I will tell you how it is going and I hope you will be able to help me, I might ask for some advices later !
Laa-Laa
Don't Call It A Comeback.
It's been nine years since the last episode aired. I can't believe that much time has passed, but a lot has happened. I got married. My wife realized she married a fuzzy green has-been. I got divorced. I did a few speaking events, but the only people who showed up were stoners, evangelical protestors, and 'that one guy' who just has to know if Tinky Winky was gay. I tried my luck in the job market, but apparently having a large green phallus on the top of your head makes you virtually unhireable.

There's big things on the horizon.... please, God?
-Dipsy
Wow it has been forever!

Hello, I'm Tinky Winky. You remember me. That cute fuzzy purple man with a purse! It's been a long time since my boys and girls saw me on television. As it turns out, I have something to say. It's important news.
I'll get to that later.
Anyways, since my roommates and I were kicked off the air, I started shooting heroin and drinking a lot of Jack Daniels. Life became rough, living behind dumpsters and holding up Krispy Kreme delivery boys for doughnuts! Well, I'm out of rehab and it's been six weeks!
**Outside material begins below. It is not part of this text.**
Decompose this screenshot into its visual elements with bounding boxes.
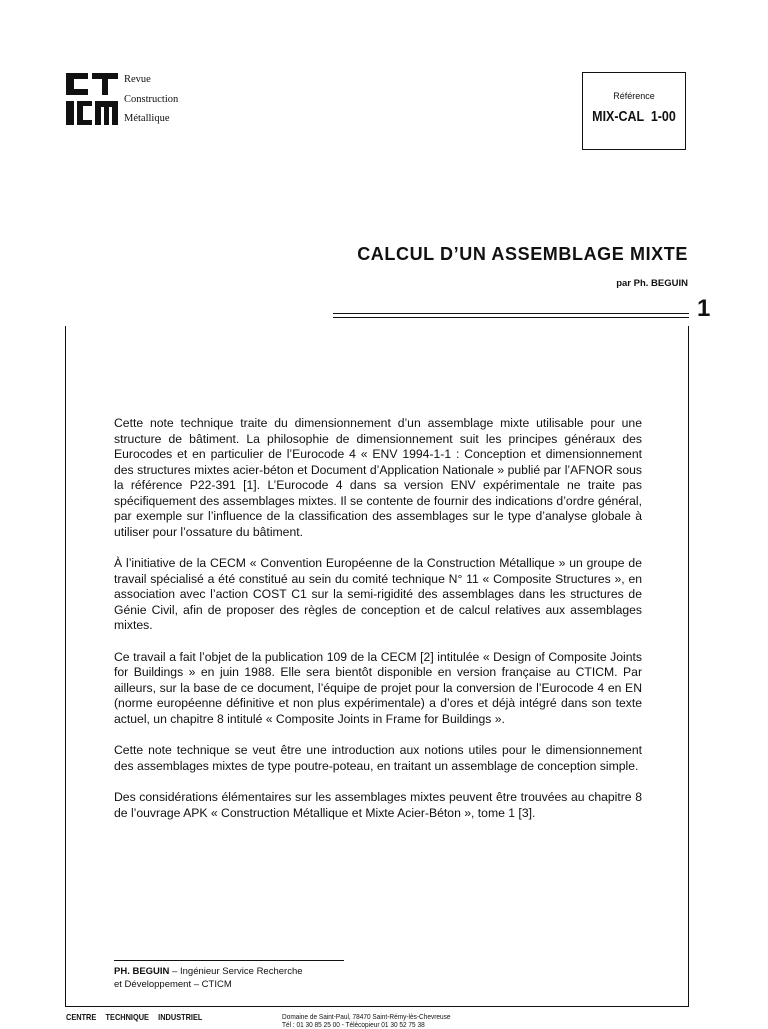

So I want to tell all my followers I am sorry for the self defamation I did, because I know how much you all looked up to me while I was on T.V. How old are you now? You must be around 17! I'd love to hear how you're all doing in school! Right now I'm washing dishes at a local Chuck - E - Cheese's. It's too bad they won't let me go on stage; those were my aspirations when I started working here.
Pooh Gets The Best Of Po
My plans were to spend the rest of the week riding my bike burning off this excess teletummy. Now, Im held prisoner to this dag-gone toilet that keeps calling my name every five minutes. My name has gone from Po to Pooooooh! If any of my fans have the slightest incling to visit me, Please! Please! Bring some kaopectate!